Come considerare altrimenti le condizioni in cui si trovano i disperati che attraversano il Canale di Sicilia su imbarcazioni tali solo di nome per finire nella trappola di Lampedusa?

Qui si tratta di dis-umanità: ogni altra considerazione a parte, il trattamento dei profughi provenienti dalla Tunisia mette a nudo l’anima di un paese, l’Italia (con il misto di impreparazione e cinismo con cui il governo si è mosso), che sembra perdersi nell’egoismo, nell’indifferenza, nella “chiusura” all’altro. Nulla più delle vittime scomparse in mare o sfracellate sugli scogli dell’isola mostra l’abisso che separa la necessità di sopravvivenza di chi vive in paesi poveri, governati da dittature o piagati da guerre, e la capacità di farvi fronte dei paesi più ricchi, che giustamente si vantano della loro democrazia e del loro rispetto dei diritti umani.

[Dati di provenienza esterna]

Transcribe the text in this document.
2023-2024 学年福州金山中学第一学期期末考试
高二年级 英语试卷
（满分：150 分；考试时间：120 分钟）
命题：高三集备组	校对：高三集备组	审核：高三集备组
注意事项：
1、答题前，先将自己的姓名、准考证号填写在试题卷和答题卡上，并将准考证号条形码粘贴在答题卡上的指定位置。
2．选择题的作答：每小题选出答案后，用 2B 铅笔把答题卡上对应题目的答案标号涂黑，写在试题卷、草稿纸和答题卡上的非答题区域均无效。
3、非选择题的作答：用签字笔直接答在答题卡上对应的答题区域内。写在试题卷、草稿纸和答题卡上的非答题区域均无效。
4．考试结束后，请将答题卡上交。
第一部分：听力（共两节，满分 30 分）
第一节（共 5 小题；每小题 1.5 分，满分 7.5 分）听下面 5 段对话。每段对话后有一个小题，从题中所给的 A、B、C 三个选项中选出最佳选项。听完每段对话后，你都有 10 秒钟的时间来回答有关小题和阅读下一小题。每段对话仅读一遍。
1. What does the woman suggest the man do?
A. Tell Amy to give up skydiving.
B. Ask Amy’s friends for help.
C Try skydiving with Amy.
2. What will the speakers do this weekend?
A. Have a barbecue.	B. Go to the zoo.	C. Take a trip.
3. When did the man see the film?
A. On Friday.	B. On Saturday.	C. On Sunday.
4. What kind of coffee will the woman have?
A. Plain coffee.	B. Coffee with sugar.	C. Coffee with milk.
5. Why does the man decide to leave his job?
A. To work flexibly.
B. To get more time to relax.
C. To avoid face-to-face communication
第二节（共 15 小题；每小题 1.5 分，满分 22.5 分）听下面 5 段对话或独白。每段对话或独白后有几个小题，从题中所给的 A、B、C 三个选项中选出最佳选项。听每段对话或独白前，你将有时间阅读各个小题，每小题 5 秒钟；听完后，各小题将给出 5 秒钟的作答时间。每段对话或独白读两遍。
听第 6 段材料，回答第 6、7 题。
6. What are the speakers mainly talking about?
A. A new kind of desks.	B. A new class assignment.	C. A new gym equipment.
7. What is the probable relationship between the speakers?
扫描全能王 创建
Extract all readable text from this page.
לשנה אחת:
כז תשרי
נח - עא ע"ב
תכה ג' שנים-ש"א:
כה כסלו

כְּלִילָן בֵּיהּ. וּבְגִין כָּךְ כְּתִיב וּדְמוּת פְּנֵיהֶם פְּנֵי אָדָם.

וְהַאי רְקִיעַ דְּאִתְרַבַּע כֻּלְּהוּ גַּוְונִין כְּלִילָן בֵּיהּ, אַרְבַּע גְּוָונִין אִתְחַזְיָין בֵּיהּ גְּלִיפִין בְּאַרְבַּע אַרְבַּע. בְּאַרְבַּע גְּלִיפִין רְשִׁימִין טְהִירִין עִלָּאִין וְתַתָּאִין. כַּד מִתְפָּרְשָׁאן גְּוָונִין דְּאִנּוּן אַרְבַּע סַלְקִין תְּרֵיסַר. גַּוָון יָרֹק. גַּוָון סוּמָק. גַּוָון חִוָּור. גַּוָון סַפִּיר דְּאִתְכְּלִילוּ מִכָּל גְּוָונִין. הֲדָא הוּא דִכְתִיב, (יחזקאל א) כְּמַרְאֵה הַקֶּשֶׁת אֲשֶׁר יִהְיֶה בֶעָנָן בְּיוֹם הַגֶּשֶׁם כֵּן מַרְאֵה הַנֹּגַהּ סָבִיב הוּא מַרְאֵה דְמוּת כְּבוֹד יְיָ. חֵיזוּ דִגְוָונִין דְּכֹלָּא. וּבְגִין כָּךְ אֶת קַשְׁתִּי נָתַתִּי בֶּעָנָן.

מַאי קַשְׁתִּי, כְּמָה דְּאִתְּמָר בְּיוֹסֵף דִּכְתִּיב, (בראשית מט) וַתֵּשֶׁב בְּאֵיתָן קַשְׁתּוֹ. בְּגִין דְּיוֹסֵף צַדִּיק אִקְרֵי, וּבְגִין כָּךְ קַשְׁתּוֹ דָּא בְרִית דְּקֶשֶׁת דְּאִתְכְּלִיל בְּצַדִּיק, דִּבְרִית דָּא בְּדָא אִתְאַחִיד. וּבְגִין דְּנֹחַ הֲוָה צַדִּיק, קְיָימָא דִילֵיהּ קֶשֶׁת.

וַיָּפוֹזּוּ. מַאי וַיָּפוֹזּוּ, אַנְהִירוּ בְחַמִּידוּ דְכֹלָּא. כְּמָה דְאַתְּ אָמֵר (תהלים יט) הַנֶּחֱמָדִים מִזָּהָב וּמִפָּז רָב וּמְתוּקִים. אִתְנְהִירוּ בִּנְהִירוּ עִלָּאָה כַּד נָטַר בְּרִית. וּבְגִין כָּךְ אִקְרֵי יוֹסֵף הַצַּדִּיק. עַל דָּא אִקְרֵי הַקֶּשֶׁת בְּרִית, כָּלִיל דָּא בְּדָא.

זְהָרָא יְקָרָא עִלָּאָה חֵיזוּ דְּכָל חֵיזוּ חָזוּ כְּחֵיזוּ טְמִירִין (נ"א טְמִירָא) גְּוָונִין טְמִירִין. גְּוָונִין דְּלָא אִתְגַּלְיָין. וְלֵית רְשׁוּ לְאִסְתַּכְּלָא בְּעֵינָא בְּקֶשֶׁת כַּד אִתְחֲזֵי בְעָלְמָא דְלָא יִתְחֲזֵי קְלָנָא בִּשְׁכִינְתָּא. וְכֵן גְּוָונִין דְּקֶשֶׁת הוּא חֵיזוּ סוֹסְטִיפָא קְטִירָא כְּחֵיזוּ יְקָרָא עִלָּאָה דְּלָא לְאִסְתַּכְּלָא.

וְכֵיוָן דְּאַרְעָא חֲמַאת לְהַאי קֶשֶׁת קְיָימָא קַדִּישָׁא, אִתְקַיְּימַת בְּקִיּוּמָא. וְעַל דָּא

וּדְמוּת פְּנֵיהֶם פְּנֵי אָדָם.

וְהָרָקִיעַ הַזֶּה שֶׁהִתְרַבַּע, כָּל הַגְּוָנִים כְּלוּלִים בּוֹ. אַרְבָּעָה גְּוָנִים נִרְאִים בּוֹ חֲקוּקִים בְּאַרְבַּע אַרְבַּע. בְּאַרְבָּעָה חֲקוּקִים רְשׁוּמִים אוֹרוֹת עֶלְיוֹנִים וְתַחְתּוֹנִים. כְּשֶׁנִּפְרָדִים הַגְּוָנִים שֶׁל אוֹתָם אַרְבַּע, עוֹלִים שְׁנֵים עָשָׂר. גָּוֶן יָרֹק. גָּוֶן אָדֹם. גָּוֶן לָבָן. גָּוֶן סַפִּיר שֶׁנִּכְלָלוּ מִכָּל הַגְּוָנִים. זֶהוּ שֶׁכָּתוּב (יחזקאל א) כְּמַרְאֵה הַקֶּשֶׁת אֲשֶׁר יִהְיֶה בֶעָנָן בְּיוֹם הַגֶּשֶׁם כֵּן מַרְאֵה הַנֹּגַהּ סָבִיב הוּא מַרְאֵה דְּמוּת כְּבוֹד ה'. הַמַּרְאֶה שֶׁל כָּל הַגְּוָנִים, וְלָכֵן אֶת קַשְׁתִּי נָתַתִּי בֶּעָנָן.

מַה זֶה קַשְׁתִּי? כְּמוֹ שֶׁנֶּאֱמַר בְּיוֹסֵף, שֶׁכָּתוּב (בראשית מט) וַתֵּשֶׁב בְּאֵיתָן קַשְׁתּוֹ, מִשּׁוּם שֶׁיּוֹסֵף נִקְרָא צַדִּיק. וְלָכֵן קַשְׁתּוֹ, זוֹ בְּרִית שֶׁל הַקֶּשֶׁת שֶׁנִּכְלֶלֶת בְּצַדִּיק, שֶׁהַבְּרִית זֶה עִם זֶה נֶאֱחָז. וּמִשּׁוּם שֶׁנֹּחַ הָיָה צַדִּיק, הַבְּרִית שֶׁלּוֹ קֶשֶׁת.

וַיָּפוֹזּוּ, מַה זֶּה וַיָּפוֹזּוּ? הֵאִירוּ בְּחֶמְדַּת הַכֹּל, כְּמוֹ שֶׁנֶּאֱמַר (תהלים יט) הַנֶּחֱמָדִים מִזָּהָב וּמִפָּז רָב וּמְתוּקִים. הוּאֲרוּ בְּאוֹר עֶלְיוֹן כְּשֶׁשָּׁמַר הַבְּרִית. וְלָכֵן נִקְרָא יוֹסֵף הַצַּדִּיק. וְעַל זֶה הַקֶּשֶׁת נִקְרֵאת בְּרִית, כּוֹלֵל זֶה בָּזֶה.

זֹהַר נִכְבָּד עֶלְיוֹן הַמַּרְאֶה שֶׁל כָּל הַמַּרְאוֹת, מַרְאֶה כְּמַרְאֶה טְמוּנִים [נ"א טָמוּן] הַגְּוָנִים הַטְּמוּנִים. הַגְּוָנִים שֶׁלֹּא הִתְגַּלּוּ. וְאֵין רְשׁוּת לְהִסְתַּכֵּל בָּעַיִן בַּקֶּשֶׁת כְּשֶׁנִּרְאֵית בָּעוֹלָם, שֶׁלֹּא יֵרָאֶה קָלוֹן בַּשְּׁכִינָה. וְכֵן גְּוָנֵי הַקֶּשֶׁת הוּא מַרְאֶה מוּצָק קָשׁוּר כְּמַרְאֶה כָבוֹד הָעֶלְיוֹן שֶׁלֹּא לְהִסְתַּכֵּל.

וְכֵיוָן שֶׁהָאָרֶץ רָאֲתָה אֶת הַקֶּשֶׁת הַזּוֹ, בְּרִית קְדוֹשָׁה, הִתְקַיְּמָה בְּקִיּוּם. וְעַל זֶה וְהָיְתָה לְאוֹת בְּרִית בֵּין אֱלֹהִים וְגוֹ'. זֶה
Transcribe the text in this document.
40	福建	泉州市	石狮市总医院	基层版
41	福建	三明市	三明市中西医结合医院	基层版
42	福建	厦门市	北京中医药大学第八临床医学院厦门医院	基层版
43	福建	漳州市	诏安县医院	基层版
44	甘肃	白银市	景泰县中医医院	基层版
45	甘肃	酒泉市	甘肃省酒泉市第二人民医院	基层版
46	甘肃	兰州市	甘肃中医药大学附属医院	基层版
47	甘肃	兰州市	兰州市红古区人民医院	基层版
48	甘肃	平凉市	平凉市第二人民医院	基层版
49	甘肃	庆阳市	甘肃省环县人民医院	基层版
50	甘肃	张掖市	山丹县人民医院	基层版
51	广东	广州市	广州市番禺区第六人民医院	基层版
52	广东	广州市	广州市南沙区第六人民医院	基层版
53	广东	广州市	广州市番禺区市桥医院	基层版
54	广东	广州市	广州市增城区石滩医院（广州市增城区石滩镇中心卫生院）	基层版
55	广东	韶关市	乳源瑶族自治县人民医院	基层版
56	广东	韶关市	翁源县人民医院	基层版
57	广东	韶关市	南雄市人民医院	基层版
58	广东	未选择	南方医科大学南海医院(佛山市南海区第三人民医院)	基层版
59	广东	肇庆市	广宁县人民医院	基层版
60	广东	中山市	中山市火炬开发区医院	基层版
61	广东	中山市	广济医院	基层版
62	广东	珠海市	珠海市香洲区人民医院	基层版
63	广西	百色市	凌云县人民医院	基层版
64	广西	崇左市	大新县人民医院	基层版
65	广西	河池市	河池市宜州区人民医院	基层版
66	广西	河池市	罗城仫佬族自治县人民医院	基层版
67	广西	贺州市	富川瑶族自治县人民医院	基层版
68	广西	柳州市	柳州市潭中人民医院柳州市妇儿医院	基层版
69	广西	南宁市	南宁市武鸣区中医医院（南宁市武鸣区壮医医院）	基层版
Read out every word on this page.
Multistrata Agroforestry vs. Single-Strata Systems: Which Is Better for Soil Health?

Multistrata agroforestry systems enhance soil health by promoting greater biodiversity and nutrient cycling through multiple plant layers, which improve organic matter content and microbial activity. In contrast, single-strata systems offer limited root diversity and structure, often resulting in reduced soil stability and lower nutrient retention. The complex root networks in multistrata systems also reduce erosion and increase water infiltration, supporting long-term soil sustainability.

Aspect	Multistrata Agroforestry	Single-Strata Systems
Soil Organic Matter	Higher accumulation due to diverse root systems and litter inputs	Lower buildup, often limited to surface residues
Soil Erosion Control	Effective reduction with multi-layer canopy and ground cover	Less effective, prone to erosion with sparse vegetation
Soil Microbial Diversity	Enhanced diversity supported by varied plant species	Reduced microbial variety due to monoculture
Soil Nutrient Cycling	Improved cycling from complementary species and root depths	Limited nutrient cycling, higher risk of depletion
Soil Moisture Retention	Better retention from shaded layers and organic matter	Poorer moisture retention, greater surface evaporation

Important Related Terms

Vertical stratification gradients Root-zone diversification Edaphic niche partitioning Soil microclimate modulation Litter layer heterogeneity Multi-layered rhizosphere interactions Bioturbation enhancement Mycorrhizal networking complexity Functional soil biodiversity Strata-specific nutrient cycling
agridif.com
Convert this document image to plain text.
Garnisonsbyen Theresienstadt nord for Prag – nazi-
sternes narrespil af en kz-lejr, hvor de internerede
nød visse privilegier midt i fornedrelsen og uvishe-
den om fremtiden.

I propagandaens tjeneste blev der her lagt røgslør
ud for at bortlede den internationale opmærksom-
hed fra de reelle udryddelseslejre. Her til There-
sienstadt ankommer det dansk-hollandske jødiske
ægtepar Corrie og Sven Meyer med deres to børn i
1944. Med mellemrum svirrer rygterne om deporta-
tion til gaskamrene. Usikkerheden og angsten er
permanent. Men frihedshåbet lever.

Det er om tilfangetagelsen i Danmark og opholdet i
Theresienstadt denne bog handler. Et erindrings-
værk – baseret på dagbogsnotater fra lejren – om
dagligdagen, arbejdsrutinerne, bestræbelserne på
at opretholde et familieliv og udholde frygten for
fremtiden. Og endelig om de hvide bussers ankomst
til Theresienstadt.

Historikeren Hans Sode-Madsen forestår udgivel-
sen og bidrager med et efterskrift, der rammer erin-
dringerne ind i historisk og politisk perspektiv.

Certo, l’accoglienza di profughi non riguarda solo l’Italia, altri Stati e organismi hanno responsabilità in questo (la Francia, Malta, l’Ue), ma il punto resta: che paese siamo diventati? Tra i tanti aggettivi possibili, direi un paese “miope”.

Sì, perché come considerare altrimenti un comportamento che, a volersi limitare agli interessi nazionali e alla politica estera, sembra essere un concentrato di ottusità?

La “primavera araba” che da alcuni mesi scuote il Nord Africa e il Medio Oriente, cancellando le nostre convinzioni che questi fossero paesi “immobili” e cementati nel Medio Evo, testimonia l’universale aspirazione dei popoli alla libertà, “ch’è sì cara, come sa chi per lei vita rifiuta”. Un’aspirazione che ha i suoi valori, i suoi modi, i suoi tempi, la sua cultura, che vanno rispettati, ma che è una sorpresa solo per chi si nutre di pregiudizio e di senso di superiorità. È ovvio che il percorso di questa “primavera” non sarà lineare, che la cricca di cleptocrati che li governa non cederà facilmente, che non c’è una via tracciata da seguire, anche per la mancanza di libertà che ha impedito qualsiasi dibattito e la formazione di partiti politici. Non è forse vero che chi è giovane, chi aspira a una vita migliore, chi ha un progetto, chi ha voglia di riscatto sociale, personale o economico, chi è stato perseguitato, torturato o incarcerato, quando un regime sanguinario e dittatoriale crolla, coglie la prima occasione per fuggire?

È già successo, in misura ben maggiore, vent’anni fa, con il crollo del Muro di Berlino e il collasso dei paesi socialisti, succede di nuovo ora con la fine dei regimi nordafricani e mediorientali. Non c’è nulla di strano in questo. Quanta retorica è stata spesa sull’Italia “ponte” tra Europa e Africa? Ecco questa è un’occasione straordinaria per il futuro dell’Italia, per i suoi rapporti con i paesi della sponda sud del Mediterraneo, un buon motivo per aprire gli occhi, o meglio, per allargare le braccia dell’accoglienza e dell’aiuto: se non vogliamo parlare di umanità, se vogliamo limitarci all’aspetto del “quanto ci costa”, sarebbe comunque ben piccola cosa di fronte ai vantaggi di una prospettiva di pacificazione, di sviluppo, di libertà e, non ultimo, di sconfitta del terrorismo di matrice islamica, che dell’opposizione violenta a quei regimi si è finora nutrito.